New premium perfume brand SAVOUR launches fragrance interpretating the aroma of steel
After more than 30 years in the beauty industry, the Swedish independent perfumer also shares an overview on what has changed — and what will never change.
10 Dec 2021

Linda Landenberg Holst is a Swedish independent perfumer who runs her own business together with a partner in France who is the producer for her as well as her clients’ products.

— From my earliest memory, nature has been my comfort zone as well as home of inspiration, she tells. Life takes you on a journey and my professional life in the beauty industry begun in 1988 and took this path of becoming a perfumer in 2011.

A few weeks ago, she launched her own brand, SAVOUR, where each fragrance is a personality, not a gender, to define the user’s private brand.

— That’s why the collection contains expressions such as ”focused & confident” (the Patio fragrance), ”tempting & hard to catch” (Bee mine), or ”mysterious & fascinating” (November violet). In other words: dress for the occasion. What are your expectations of that specific meeting and how do you want to be preceived? Each reference has an desire to wrap your head in a state of mind that is beneficial for you. First impression lasts in 7 seconds why you have the power to define how those 7 seconds will have an impact of the future. With awareness and attitude you could move a mountain, Landenberg Holst, states. She continues:

— In terms of raw materials, every artist has her own palett of colors. Mine is a mix of naturals, synthetics, and natural identical molecules. The resonance in the olfactive melody has its origin in the tone of voice of the auther — me. Apart from my personality, every material has a personality and I catalogue them in colour, temperature, fabric, temperament, and environment to name some of their characters. If you ask me to divide the materials in general groups I would address naturals as dynamic materials with a soul, the synthetics are the fantasies, and the fairytale landscape and natural identicals is a pigment from the naturals.

The range includes Steel by Naim, a collab with fashion designer Naim Josefi, known for creating couture pieces using Swedish steel.

— It is a wearable, conceptual perfume. My starting point was to identify my idea of the material steel — what colour of ingredients should I work with, what type of energy should it express, and what is the fine line between daring and well dressed? It is also inspired by craftsmanship and fashion and it was of importance to capture some of Naim’s DNA into the fragrance. To sum it up, the accord — my own translation of steel — has a bit industrial concrete dust over it alongside a high pitch note that gives the accord a cold sharpness and even with the high pitch at one end, the other end is kind of mellow and low key.

You’ve been part of the industry for a long time. How has it changed over the years?

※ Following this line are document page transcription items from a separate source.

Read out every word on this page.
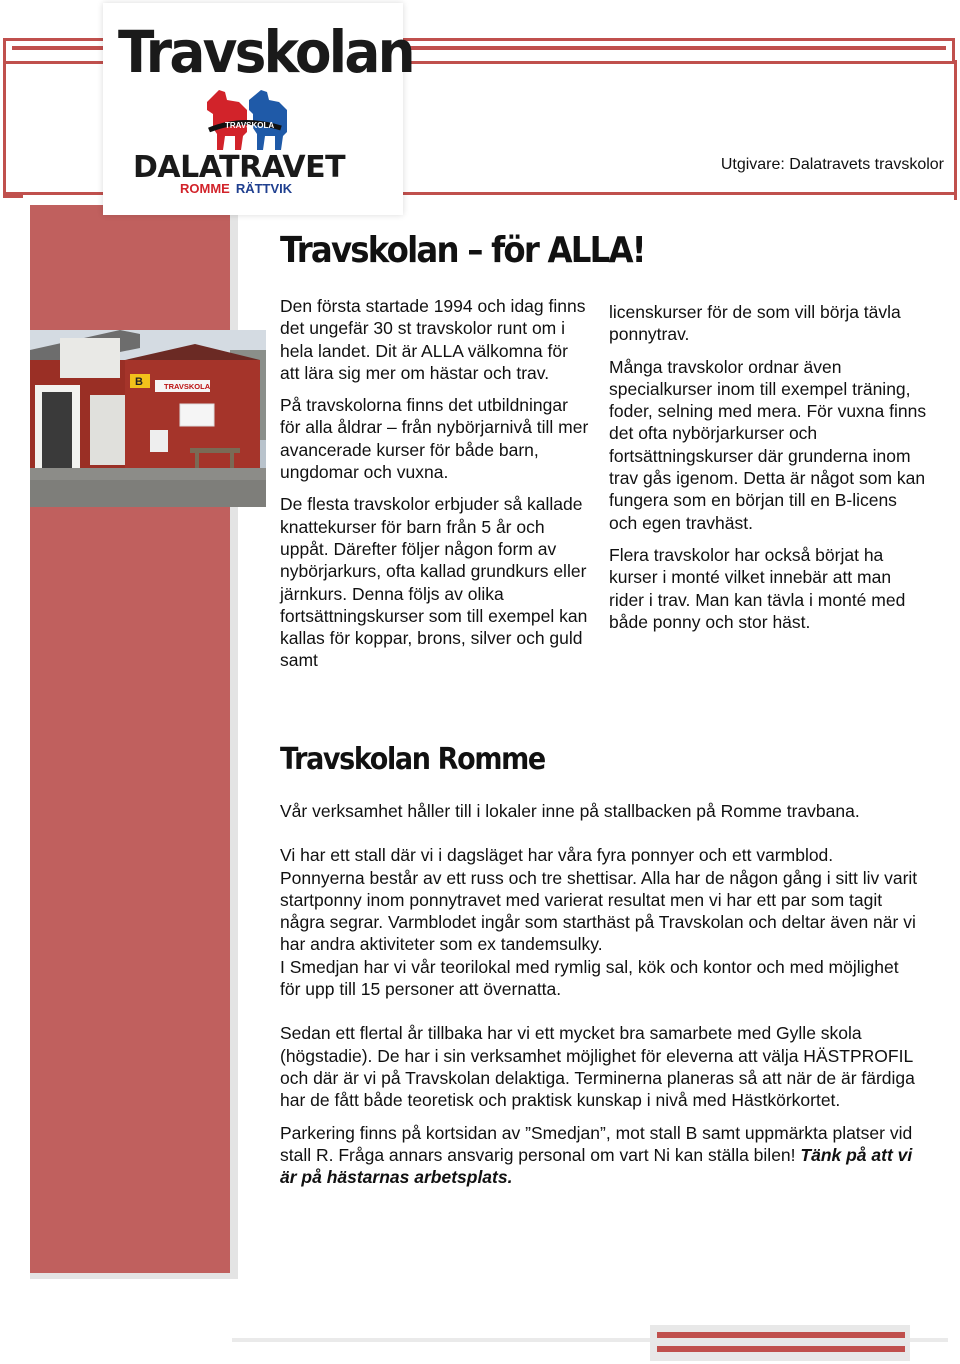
TRAVSKOLA
Travskolan
DALATRAVET
ROMME RÄTTVIK
Utgivare: Dalatravets travskolor
B	TRAVSKOLA
Travskolan – för ALLA!

Den första startade 1994 och idag finns det ungefär 30 st travskolor runt om i hela landet. Dit är ALLA välkomna för att lära sig mer om hästar och trav.

På travskolorna finns det utbildningar för alla åldrar – från nybörjarnivå till mer avancerade kurser för både barn, ungdomar och vuxna.

De flesta travskolor erbjuder så kallade knattekurser för barn från 5 år och uppåt. Därefter följer någon form av nybörjarkurs, ofta kallad grundkurs eller järnkurs. Denna följs av olika fortsättningskurser som till exempel kan kallas för koppar, brons, silver och guld samt

licenskurser för de som vill börja tävla ponnytrav.

Många travskolor ordnar även specialkurser inom till exempel träning, foder, selning med mera. För vuxna finns det ofta nybörjarkurser och fortsättningskurser där grunderna inom trav gås igenom. Detta är något som kan fungera som en början till en B-licens och egen travhäst.

Flera travskolor har också börjat ha kurser i monté vilket innebär att man rider i trav. Man kan tävla i monté med både ponny och stor häst.

Travskolan Romme

Vår verksamhet håller till i lokaler inne på stallbacken på Romme travbana.

Vi har ett stall där vi i dagsläget har våra fyra ponnyer och ett varmblod. Ponnyerna består av ett russ och tre shettisar. Alla har de någon gång i sitt liv varit startponny inom ponnytravet med varierat resultat men vi har ett par som tagit några segrar. Varmblodet ingår som starthäst på Travskolan och deltar även när vi har andra aktiviteter som ex tandemsulky.

I Smedjan har vi vår teorilokal med rymlig sal, kök och kontor och med möjlighet för upp till 15 personer att övernatta.

Sedan ett flertal år tillbaka har vi ett mycket bra samarbete med Gylle skola (högstadie). De har i sin verksamhet möjlighet för eleverna att välja HÄSTPROFIL och där är vi på Travskolan delaktiga. Terminerna planeras så att när de är färdiga har de fått både teoretisk och praktisk kunskap i nivå med Hästkörkortet.

Parkering finns på kortsidan av ”Smedjan”, mot stall B samt uppmärkta platser vid stall R. Fråga annars ansvarig personal om vart Ni kan ställa bilen! Tänk på att vi är på hästarnas arbetsplats.
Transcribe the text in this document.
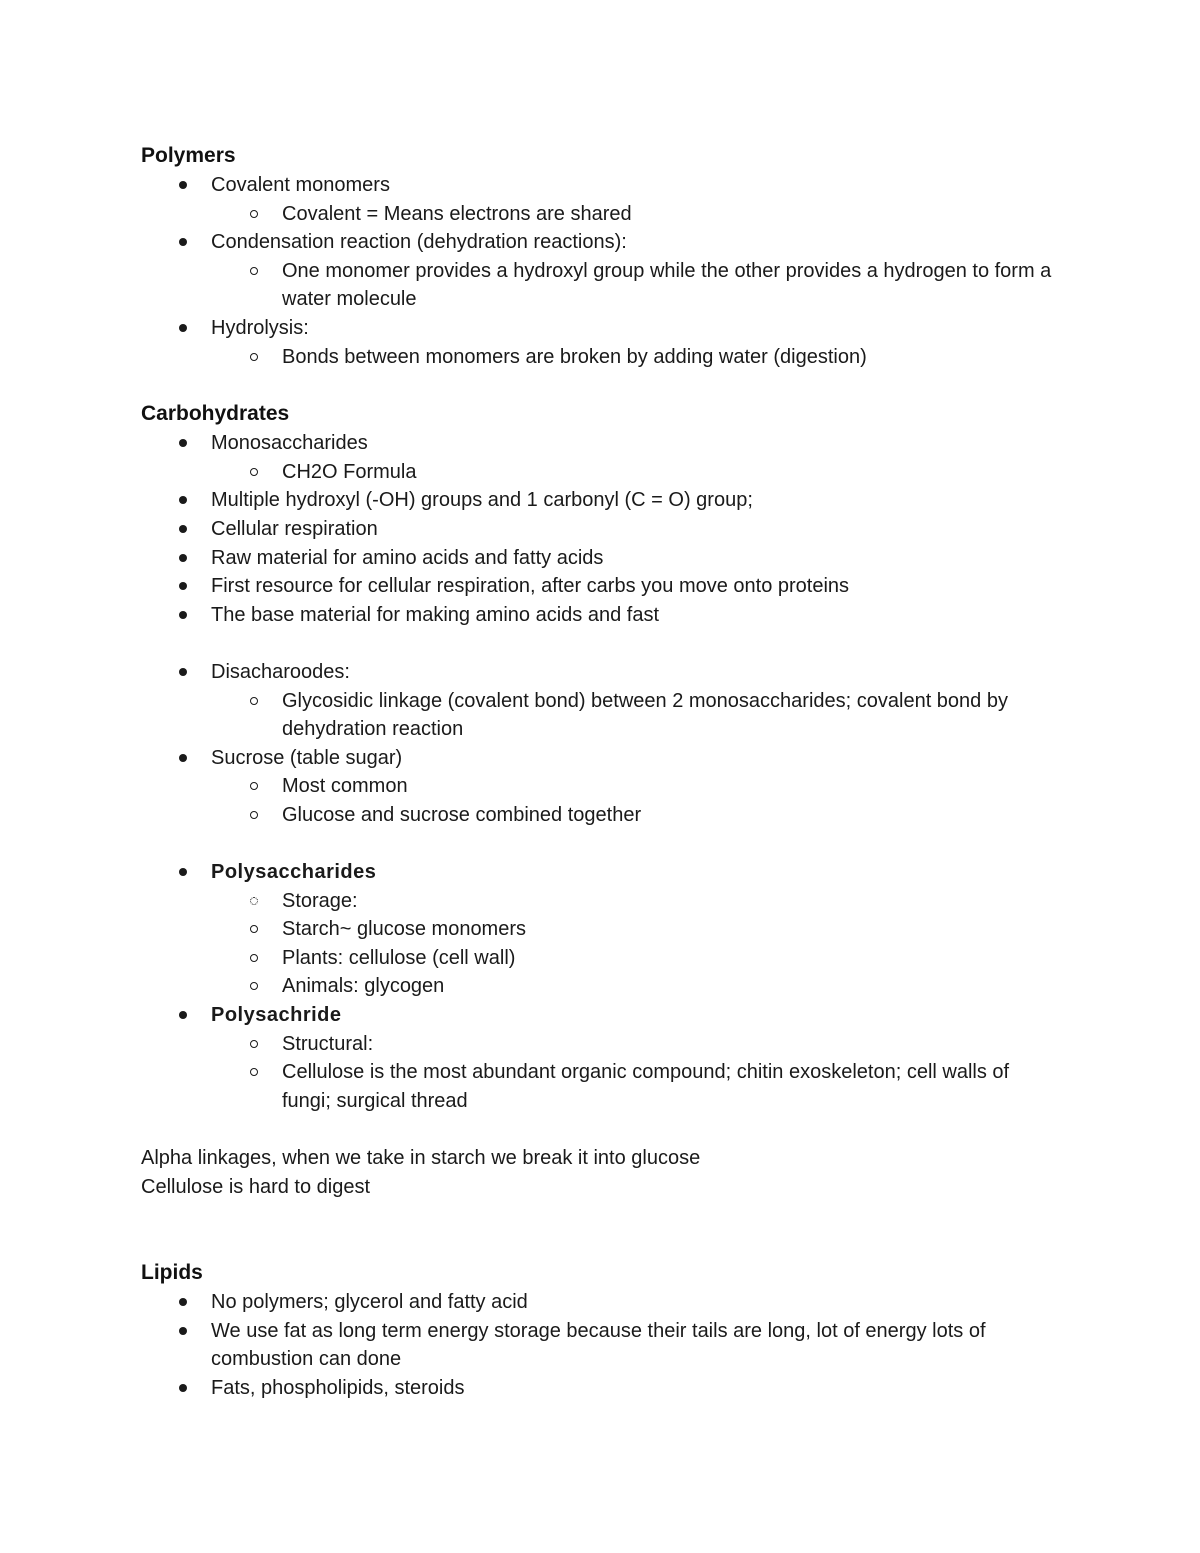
Polymers
Covalent monomers
Covalent = Means electrons are shared
Condensation reaction (dehydration reactions):
One monomer provides a hydroxyl group while the other provides a hydrogen to form a water molecule
Hydrolysis:
Bonds between monomers are broken by adding water (digestion)
Carbohydrates
Monosaccharides
CH2O Formula
Multiple hydroxyl (-OH) groups and 1 carbonyl (C = O) group;
Cellular respiration
Raw material for amino acids and fatty acids
First resource for cellular respiration, after carbs you move onto proteins
The base material for making amino acids and fast
Disacharoodes:
Glycosidic linkage (covalent bond) between 2 monosaccharides; covalent bond by dehydration reaction
Sucrose (table sugar)
Most common
Glucose and sucrose combined together
Polysaccharides
Storage:
Starch~ glucose monomers
Plants: cellulose (cell wall)
Animals: glycogen
Polysachride
Structural:
Cellulose is the most abundant organic compound; chitin exoskeleton; cell walls of fungi; surgical thread
Alpha linkages, when we take in starch we break it into glucose
Cellulose is hard to digest
Lipids
No polymers; glycerol and fatty acid
We use fat as long term energy storage because their tails are long, lot of energy lots of combustion can done
Fats, phospholipids, steroids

— Yes, as mentioned, I started in the beauty industry in 1988 and in the same way your haircut has changed, there is a great difference in how we present a product or how often there is a launch. You have to remember, at that time, internet didn’t exist, which is mindblowing for the new generation and also if we relate to the lifestyle and how companies attack the strategy around growth of today. In late 90s, Green Chemistry was defined by 12 principles, which, if you’re a leading producer or company, your organisation has incorperated today. This is an aspect that consumers do not understand or have insight about. Developing, adjusting, and living with principles takes time and is mostly driven by people and companies with a great passion for their industry and a strive in how to make earth a better place for the existing and future generations. In other words, the trendy name ”green” is not a statement from social media but an exciting ongoing work ”behind the scenes”. A constant work means a constant change, why materials disappears from the market due to the new standards and the new generation of products.

— Due to the pandemic, collaborations are much more common than before. Previously, companies were very protective about their brand and did not want to risk a crack in the facade or a less lucrative partnership. But today, brands are more willing to look at the benefits of a united force and to visit each others playground in terms of marketplaces. I would say it is the new way to explore and attract a new segment or a new generation. Collaborations will stick for the future and become the new normal. But first, collabs will most likely go a bit wild before the quality is balanced with a great strategy, Landenberg Holst concludes.